A look at a marginally more complex case
What happens when the function is slightly more complex?
function Add(const a, b : Double) : Double; begin Result := a+b; end;
Well, the non-inlined form still compiles rather inefficiently in both XE & XE6
Unit1.pas.45: begin 005D7354 55 push ebp 005D7355 8BEC mov ebp,esp 005D7357 83C4F0 add esp,-$10 Unit1.pas.46: Result := a+b; 005D735A DD4510 fld qword ptr [ebp+$10] 005D735D DC4508 fadd qword ptr [ebp+$08] 005D7360 DD5DF0 fstp qword ptr [ebp-$10] 005D7363 9B wait 005D7364 DD45F0 fld qword ptr [ebp-$10] 005D7367 DD5DF8 fstp qword ptr [ebp-$08] 005D736A 9B wait Unit1.pas.47: end; 005D736B DD45F8 fld qword ptr [ebp-$08] 005D736E 8BE5 mov esp,ebp 005D7370 5D pop ebp 005D7371 C21000 ret $0010
By reference, the optimal form would involve just three instructions
fld a fadd b ret
What about inlining? Well things changed, but not all for the best…
Here is the inefficient inlining in Delphi XE
Unit1.pas.53: f := Add(a, b); 004AB65B DD442408 fld qword ptr [esp+$08] 004AB65F DC442410 fadd qword ptr [esp+$10] 004AB663 DD5C2418 fstp qword ptr [esp+$18] 004AB667 9B wait 004AB668 8B442418 mov eax,[esp+$18] 004AB66C 890424 mov [esp],eax 004AB66F 8B44241C mov eax,[esp+$1c] 004AB673 89442404 mov [esp+$04],eax
and here is the inefficient inlining in Delphi XE6
Unit1.pas.53: f := Add(a, b); 005D7357 DD442408 fld qword ptr [esp+$08] 005D735B DC442410 fadd qword ptr [esp+$10] 005D735F DD5C2418 fstp qword ptr [esp+$18] 005D7363 9B wait 005D7364 DD442418 fld qword ptr [esp+$18] 005D7368 DD1C24 fstp qword ptr [esp] 005D736B 9B wait
So the stack juggling is still there, except that instead of being handled by integer instructions, it’s now handled by FPU instructions, along with a pointless wait instruction.
If your code is already bottle-necked by the FPU, this just won’t help…

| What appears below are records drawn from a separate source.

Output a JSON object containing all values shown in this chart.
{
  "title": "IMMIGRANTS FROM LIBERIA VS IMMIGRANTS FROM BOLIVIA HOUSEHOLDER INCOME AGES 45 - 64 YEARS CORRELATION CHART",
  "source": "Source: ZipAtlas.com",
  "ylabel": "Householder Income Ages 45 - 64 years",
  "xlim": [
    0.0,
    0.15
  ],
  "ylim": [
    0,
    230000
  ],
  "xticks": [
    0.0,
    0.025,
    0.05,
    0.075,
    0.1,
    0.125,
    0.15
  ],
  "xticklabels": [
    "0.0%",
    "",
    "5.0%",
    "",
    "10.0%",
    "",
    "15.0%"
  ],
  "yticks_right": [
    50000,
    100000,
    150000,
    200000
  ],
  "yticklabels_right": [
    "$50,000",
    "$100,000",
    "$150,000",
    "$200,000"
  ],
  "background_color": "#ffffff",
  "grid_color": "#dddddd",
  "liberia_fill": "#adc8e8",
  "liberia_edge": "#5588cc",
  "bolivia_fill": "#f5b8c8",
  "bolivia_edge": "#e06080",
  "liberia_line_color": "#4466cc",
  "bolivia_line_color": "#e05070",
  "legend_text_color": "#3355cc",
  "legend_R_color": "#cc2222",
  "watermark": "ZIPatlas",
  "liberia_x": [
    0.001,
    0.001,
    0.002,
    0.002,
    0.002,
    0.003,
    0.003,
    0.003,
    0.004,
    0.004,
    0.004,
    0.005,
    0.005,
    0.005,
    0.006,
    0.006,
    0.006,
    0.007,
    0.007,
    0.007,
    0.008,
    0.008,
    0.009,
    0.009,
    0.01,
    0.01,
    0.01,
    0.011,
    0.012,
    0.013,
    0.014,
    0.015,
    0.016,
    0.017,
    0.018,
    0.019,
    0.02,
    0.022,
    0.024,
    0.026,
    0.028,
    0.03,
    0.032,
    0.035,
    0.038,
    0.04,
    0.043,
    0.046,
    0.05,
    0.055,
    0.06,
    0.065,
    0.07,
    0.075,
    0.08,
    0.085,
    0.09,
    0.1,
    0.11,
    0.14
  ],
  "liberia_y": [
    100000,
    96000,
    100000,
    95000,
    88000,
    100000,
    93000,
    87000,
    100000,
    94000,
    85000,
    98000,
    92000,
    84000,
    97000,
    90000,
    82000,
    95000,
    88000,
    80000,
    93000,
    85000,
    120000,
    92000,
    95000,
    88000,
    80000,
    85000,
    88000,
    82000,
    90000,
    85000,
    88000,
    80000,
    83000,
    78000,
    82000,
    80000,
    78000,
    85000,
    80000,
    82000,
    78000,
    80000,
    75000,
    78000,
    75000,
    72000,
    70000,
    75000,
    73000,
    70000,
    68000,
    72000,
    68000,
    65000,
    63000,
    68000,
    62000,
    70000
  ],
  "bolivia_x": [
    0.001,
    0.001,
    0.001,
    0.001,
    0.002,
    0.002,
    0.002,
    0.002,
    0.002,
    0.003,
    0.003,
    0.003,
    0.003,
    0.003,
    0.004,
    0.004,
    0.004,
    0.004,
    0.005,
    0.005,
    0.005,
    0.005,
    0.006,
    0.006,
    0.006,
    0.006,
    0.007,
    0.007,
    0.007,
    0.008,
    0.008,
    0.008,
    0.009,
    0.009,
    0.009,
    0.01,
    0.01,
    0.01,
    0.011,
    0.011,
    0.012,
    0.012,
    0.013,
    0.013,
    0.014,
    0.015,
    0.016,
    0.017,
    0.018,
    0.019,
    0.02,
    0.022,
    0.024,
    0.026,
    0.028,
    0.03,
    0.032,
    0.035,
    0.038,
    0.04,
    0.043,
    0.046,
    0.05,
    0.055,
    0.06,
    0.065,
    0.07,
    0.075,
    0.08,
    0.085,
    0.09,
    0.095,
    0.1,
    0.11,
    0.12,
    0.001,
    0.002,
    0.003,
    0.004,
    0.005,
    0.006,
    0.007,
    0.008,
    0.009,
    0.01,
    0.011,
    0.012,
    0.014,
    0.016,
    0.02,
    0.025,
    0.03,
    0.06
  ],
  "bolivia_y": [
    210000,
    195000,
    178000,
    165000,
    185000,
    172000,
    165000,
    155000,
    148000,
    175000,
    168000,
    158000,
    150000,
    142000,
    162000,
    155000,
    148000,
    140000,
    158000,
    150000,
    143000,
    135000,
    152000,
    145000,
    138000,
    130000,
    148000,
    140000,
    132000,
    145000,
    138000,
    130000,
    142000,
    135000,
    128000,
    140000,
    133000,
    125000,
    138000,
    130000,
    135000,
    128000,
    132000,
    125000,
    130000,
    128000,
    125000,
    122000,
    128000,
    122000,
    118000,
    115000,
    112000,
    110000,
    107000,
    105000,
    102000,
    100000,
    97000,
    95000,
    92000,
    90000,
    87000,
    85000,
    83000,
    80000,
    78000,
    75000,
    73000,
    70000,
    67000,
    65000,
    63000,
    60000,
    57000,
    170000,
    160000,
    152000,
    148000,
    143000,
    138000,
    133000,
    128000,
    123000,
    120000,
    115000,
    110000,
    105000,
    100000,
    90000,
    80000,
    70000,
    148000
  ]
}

The new function inlining in XE6 can provide some improvements over XE, but it can also result in less efficient code in a floating-point heavy context.
It also means that the need for using procedure-with-var-for-result instead of functions has – alas – not been eliminated by XE6, and there may be just as many cases in which performance goes up as cases in which performance will go down.